Thanks for the previous.
I have a question about either HTML::TreeBuilder::XPath or HTML::Element, and the interaction between them. I would like to manipulate the content of an element while leaving all its children in place. I'm not able to find a way around that because it appears that replace_with()
also automatically and unavoidably escapes the < and > signs. The example below uses ~literal but I've also tried creating a new element. Either way, the child elements within the selected element get escaped despite my best efforts. How would it be possible to do something like the following (using a different work flow if necessary) such that the tags for the child elements remain intact and unescaped?
#!/usr/bin/perl
use HTML::TreeBuilder::XPath;
use HTML::Element;
use warnings;
use strict;
my $xhtml = HTML::TreeBuilder::XPath->new;
$xhtml->implicit_tags(1);
$xhtml->no_space_compacting(1);
$xhtml->parse_file(\*DATA)
or die("Could not parse file handle for 'DATA' : $!\n");
for my $item ($xhtml->findnodes('//div/ul/li')) {
my $li = $item->as_XML;
$li =~ s/^\s+//;
# ... omitting rest of the stuff which happens to $li ...
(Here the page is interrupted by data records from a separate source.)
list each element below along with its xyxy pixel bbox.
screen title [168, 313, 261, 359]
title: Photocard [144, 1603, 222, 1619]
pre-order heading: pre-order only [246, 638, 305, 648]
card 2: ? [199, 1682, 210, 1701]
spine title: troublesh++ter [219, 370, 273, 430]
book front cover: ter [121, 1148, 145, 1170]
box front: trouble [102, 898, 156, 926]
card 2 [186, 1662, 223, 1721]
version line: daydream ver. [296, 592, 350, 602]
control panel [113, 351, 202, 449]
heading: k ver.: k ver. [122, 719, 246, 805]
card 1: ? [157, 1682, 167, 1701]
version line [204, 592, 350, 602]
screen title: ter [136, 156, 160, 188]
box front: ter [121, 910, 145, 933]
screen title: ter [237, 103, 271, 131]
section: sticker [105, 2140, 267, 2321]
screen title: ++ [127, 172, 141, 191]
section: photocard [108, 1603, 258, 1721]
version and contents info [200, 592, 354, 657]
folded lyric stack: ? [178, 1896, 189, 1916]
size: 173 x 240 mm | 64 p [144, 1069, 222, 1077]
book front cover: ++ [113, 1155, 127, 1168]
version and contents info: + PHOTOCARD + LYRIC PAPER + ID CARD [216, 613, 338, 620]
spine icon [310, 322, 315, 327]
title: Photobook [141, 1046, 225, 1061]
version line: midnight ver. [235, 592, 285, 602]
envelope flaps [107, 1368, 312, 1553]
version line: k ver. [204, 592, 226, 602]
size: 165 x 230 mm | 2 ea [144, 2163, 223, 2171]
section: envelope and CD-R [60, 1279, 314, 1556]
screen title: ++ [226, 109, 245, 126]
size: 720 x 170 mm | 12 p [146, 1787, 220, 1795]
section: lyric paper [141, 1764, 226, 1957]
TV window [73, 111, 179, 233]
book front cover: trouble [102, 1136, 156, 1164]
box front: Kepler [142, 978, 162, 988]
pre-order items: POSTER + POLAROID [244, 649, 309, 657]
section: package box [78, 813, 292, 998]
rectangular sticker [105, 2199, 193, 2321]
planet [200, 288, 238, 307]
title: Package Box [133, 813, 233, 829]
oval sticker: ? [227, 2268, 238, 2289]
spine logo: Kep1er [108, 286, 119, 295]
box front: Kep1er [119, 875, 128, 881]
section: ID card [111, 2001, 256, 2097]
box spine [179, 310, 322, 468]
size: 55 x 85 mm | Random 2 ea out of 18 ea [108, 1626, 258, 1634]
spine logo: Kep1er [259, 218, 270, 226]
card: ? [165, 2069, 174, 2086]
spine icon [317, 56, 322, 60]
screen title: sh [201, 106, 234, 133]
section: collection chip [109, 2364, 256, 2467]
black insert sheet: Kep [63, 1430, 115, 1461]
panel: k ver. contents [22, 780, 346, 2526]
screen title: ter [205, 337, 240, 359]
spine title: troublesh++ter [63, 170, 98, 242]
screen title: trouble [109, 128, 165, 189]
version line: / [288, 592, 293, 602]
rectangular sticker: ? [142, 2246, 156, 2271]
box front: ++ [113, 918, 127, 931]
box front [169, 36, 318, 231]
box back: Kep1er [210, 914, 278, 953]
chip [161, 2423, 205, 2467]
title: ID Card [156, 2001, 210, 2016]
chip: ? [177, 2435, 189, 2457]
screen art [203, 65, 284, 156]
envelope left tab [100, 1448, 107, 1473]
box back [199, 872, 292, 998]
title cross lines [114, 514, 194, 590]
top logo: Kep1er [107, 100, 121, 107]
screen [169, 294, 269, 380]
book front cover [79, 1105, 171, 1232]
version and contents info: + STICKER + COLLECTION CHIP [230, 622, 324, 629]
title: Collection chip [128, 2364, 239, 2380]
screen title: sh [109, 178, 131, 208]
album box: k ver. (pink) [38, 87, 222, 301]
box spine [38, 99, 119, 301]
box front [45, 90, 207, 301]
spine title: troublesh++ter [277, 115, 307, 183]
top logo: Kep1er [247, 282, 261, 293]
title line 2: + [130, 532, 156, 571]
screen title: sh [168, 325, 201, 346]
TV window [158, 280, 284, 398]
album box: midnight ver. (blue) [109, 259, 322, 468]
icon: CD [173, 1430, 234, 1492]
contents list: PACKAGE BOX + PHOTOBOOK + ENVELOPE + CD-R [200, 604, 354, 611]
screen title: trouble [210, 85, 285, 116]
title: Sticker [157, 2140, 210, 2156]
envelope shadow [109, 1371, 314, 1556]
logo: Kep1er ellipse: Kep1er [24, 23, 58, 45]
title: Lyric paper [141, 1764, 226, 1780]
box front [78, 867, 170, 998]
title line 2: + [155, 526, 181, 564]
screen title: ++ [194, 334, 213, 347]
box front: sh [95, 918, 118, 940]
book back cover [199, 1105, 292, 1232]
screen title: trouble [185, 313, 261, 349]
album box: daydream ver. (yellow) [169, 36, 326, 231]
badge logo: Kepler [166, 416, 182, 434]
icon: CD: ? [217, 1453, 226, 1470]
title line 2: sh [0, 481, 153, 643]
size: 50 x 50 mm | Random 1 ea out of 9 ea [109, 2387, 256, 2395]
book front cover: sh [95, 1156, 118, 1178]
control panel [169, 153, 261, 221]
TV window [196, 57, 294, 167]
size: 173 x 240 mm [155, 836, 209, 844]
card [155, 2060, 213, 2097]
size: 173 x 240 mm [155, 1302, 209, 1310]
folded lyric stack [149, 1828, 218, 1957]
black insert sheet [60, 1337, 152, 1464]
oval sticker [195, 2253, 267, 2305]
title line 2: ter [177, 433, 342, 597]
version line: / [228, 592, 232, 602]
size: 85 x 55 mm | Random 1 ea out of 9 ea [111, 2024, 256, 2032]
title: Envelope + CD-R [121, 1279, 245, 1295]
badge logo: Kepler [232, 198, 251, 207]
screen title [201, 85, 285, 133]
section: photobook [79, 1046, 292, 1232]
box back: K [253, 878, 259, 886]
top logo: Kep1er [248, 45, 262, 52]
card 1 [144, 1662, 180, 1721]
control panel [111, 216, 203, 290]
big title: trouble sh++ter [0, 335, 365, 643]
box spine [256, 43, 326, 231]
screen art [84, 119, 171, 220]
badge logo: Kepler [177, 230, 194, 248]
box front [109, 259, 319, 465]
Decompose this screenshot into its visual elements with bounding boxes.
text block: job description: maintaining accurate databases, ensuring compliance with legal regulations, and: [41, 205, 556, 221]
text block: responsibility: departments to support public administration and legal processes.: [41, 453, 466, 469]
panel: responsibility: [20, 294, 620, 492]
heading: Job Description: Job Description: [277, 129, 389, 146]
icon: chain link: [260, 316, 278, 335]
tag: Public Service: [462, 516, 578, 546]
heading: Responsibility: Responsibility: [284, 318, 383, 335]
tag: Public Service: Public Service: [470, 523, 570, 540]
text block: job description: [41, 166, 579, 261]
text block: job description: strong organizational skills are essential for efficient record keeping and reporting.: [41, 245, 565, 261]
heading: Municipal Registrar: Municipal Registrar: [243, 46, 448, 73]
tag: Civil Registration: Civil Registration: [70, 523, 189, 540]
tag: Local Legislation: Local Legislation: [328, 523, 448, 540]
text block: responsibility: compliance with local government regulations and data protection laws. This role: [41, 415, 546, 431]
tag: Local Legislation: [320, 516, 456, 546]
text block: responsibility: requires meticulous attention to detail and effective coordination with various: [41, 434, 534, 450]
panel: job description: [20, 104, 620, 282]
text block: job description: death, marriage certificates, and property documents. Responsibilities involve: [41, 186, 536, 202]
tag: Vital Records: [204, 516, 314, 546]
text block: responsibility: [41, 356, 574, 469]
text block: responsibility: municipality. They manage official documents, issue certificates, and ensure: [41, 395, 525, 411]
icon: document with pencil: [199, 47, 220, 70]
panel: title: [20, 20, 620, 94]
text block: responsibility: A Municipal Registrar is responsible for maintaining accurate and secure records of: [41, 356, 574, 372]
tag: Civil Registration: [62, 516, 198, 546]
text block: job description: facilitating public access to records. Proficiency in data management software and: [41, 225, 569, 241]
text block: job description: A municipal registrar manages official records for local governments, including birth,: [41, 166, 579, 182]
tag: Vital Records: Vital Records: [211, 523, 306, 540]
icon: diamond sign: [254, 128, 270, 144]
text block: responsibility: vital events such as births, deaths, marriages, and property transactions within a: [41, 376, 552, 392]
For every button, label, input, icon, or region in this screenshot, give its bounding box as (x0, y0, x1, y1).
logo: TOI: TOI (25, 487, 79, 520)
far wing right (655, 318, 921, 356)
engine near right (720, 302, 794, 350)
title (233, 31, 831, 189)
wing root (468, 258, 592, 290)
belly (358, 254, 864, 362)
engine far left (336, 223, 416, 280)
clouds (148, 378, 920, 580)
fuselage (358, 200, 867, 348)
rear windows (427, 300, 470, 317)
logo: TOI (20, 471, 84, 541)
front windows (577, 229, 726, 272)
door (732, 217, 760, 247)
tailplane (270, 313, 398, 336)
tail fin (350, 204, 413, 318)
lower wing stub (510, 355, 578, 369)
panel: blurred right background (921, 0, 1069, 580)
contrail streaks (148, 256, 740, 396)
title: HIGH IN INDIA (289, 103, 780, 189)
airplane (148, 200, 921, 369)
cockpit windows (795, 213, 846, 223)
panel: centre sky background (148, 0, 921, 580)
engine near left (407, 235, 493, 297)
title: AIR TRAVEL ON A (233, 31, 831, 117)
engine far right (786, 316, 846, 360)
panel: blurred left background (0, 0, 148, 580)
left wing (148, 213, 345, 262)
my $new = HTML::Element->new('~literal', 'text' => $li);
$item->replace_with($new);
}
print $xhtml->as_XML_indented;
$xhtml->delete;
exit(0);
__DATA__
<html>
<head>
<title>Foo Bar</title>
</head>
<body>
<div><a href=" http://foo.example.com/ ">Foo Bar</a>
<ul>
<li> foo foo foo
foo <em>bar</em> foo
foo foo foo foo
</li></ul></div>
<div><a href=" http://bar.example.com/ ">Bar Foo</a>
<ul>
<li> foo foo foo
foo <em>bar</em> foo
foo foo foo foo
<ul>
<li>alpha</li>
<li>b<em>et</em>a</li>
<li>gamma</li>
</ul>
</li></ul></div>
</body>
</html>
The output I get is as follows:
<html>
<head>
<title>Foo Bar</title>
</head>
<body>
<div><a href=" http://foo.example.com/ ">Foo Bar</a>
<ul><li> foo foo foo
foo <em>bar</em> foo
foo foo foo foo
</li>
</ul>
</div>
<div><a href=" http://bar.example.com/ ">Bar Foo</a>
<ul><li> foo foo foo
foo <em>bar</em> foo
foo foo foo foo
<ul><li>alpha</li><li>b<em>et</e
+m>a</li><li>gamma</li></ul></li>
</ul>
</div>
</body>
</html>
The output I would like to get instead would look like this:
<html>
<head>
<title>Foo Bar</title>
</head>
<body>
<div><a href=" http://foo.example.com/ ">Foo Bar</a>
<ul><li>foo foo foo
foo <em>bar</em> foo
foo foo foo foo
</li>
</ul>HTML::TreeBuilder::XPath
</div>
<div><a href=" http://bar.example.com/ ">Bar Foo</a>
<ul><li>foo foo foo
foo <em>bar</em> foo
foo foo foo foo
<ul><li>alpha</li><li>b<em>et</em>a</li><li>gamma</li></ul></li>
</ul>
</div>
</body>
</html>
I'm not sure if HTML::TreeBuilder::XPath can be made to work like that. If it can, what has to change?